Suicide Is a Moral Right
Laws against physician-assisted suicide transgress the central principle on which America was founded. The Declaration of Independence proclaimed, for the first time in the history of nations, that each person exists as an end in himself. This basic truth--which finds political expression in the right to life, liberty, and the pursuit of happiness--means, in practical terms, that you need no one's permission to live, and that no one may forcibly obstruct your efforts to achieve your own personal happiness.
But what if happiness becomes impossible to attain? What if a dread disease, or some other calamity, drains all joy from life, leaving only misery and suffering? The right to life includes and implies the right to commit suicide. To hold otherwise--to declare that society must give you permission to kill yourself--is to contradict the right to life at its root. If you have a duty to go on living, despite your better judgment, then your life does not belong to you, and you exist by permission, not by right.
For these reasons, each individual has the right to decide the hour of his death and to implement that solemn decision as best he can. The choice is his because the life is his. And if a doctor is willing (not forced) to assist in a patient’s suicide, based on an objective assessment of his patient's mental and physical state, the law should not stand in his way.

Soldiers kill in war all the time because they follow orders to do so.
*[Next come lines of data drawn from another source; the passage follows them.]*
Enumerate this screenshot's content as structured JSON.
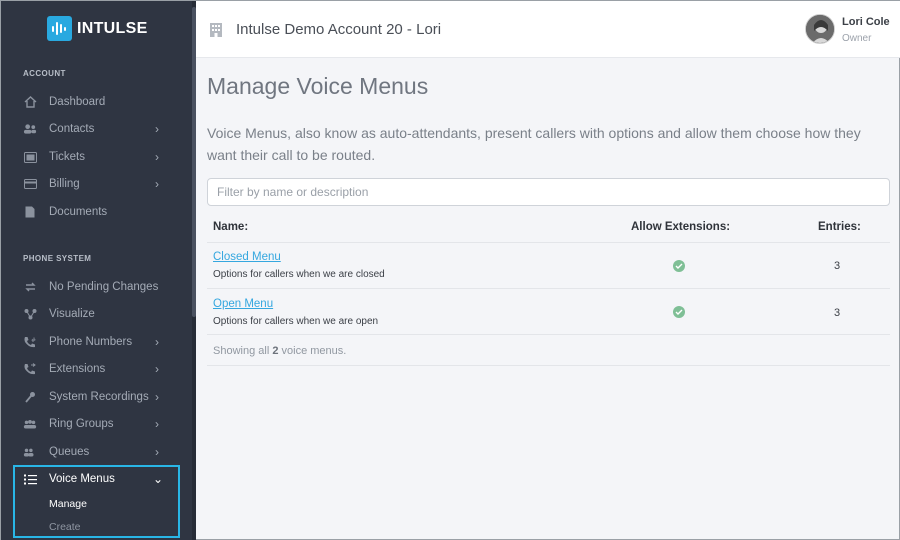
{
  "brand": {
    "name": "INTULSE",
    "accent": "#29a9e0"
  },
  "sidebar": {
    "sections": [
      {
        "label": "ACCOUNT",
        "items": [
          {
            "label": "Dashboard",
            "icon": "home-icon",
            "chevron": false
          },
          {
            "label": "Contacts",
            "icon": "contacts-icon",
            "chevron": true
          },
          {
            "label": "Tickets",
            "icon": "ticket-icon",
            "chevron": true
          },
          {
            "label": "Billing",
            "icon": "credit-card-icon",
            "chevron": true
          },
          {
            "label": "Documents",
            "icon": "document-icon",
            "chevron": false
          }
        ]
      },
      {
        "label": "PHONE SYSTEM",
        "items": [
          {
            "label": "No Pending Changes",
            "icon": "sync-icon",
            "chevron": false
          },
          {
            "label": "Visualize",
            "icon": "network-icon",
            "chevron": false
          },
          {
            "label": "Phone Numbers",
            "icon": "phone-hash-icon",
            "chevron": true
          },
          {
            "label": "Extensions",
            "icon": "phone-forward-icon",
            "chevron": true
          },
          {
            "label": "System Recordings",
            "icon": "microphone-icon",
            "chevron": true
          },
          {
            "label": "Ring Groups",
            "icon": "group-icon",
            "chevron": true
          },
          {
            "label": "Queues",
            "icon": "queue-icon",
            "chevron": true
          },
          {
            "label": "Voice Menus",
            "icon": "list-icon",
            "chevron": true,
            "expanded": true,
            "children": [
              {
                "label": "Manage",
                "active": true
              },
              {
                "label": "Create",
                "active": false
              }
            ]
          }
        ]
      }
    ]
  },
  "header": {
    "account_name": "Intulse Demo Account 20 - Lori",
    "user": {
      "name": "Lori Cole",
      "role": "Owner"
    }
  },
  "main": {
    "title": "Manage Voice Menus",
    "description": "Voice Menus, also know as auto-attendants, present callers with options and allow them choose how they want their call to be routed.",
    "filter_placeholder": "Filter by name or description",
    "columns": [
      "Name:",
      "Allow Extensions:",
      "Entries:"
    ],
    "rows": [
      {
        "name": "Closed Menu",
        "description": "Options for callers when we are closed",
        "allow_extensions": true,
        "entries": "3"
      },
      {
        "name": "Open Menu",
        "description": "Options for callers when we are open",
        "allow_extensions": true,
        "entries": "3"
      }
    ],
    "summary": {
      "prefix": "Showing all",
      "count": "2",
      "suffix": "voice menus."
    }
  }
}
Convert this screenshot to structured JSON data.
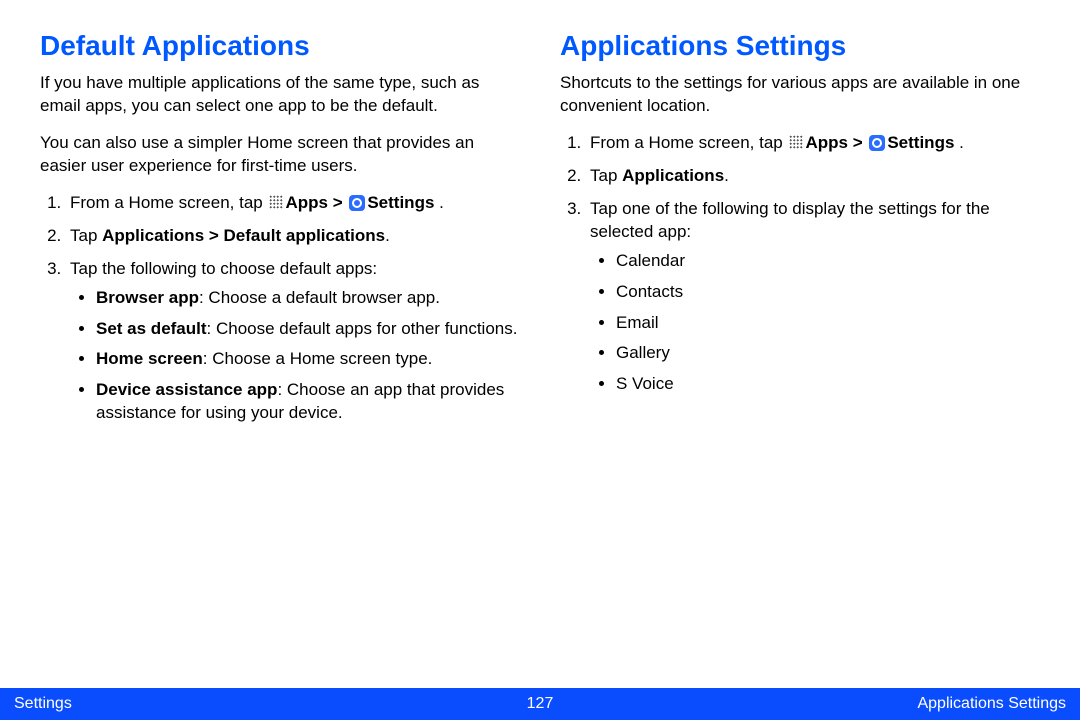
{
  "left": {
    "heading": "Default Applications",
    "para1": "If you have multiple applications of the same type, such as email apps, you can select one app to be the default.",
    "para2": "You can also use a simpler Home screen that provides an easier user experience for first-time users.",
    "step1_a": "From a Home screen, tap ",
    "step1_apps": "Apps > ",
    "step1_settings": "Settings",
    "step1_end": " .",
    "step2_a": "Tap ",
    "step2_b": "Applications > Default applications",
    "step2_c": ".",
    "step3": "Tap the following to choose default apps:",
    "bullets": [
      {
        "label": "Browser app",
        "desc": ": Choose a default browser app."
      },
      {
        "label": "Set as default",
        "desc": ": Choose default apps for other functions."
      },
      {
        "label": "Home screen",
        "desc": ": Choose a Home screen type."
      },
      {
        "label": "Device assistance app",
        "desc": ": Choose an app that provides assistance for using your device."
      }
    ]
  },
  "right": {
    "heading": "Applications Settings",
    "para1": "Shortcuts to the settings for various apps are available in one convenient location.",
    "step1_a": "From a Home screen, tap ",
    "step1_apps": "Apps > ",
    "step1_settings": "Settings",
    "step1_end": " .",
    "step2_a": "Tap ",
    "step2_b": "Applications",
    "step2_c": ".",
    "step3": "Tap one of the following to display the settings for the selected app:",
    "apps": [
      "Calendar",
      "Contacts",
      "Email",
      "Gallery",
      "S Voice"
    ]
  },
  "footer": {
    "left": "Settings",
    "page": "127",
    "right": "Applications Settings"
  }
}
People who commit suicide are following their own orders. In either case, it is the resolution of a conflict by its utmost clarity.
I completely agree with this argument.
We have the freedom to decide if we see suicide fit. It is our life- we do not need anyone's "permission to live," as the article states, so why would we then need someone's approval to die? We all must find ways to be happy, but if horrible medical disasters delete all existence of that happiness, we should then be able to decide to die. "To hold otherwise--to declare that society must give you permission to kill yourself--is to contradict the right to life at its root."
The law should not inhibit individuals from assessing their life and making decisions that apply, almost exclusively, to them. If someone (a doctor) is willing to help a person who is suffering and in need, I see no fault in it. As long as it was thought over and one of the last resorts, who's to say it is wrong for that individual?
"The choice is his because the life is his."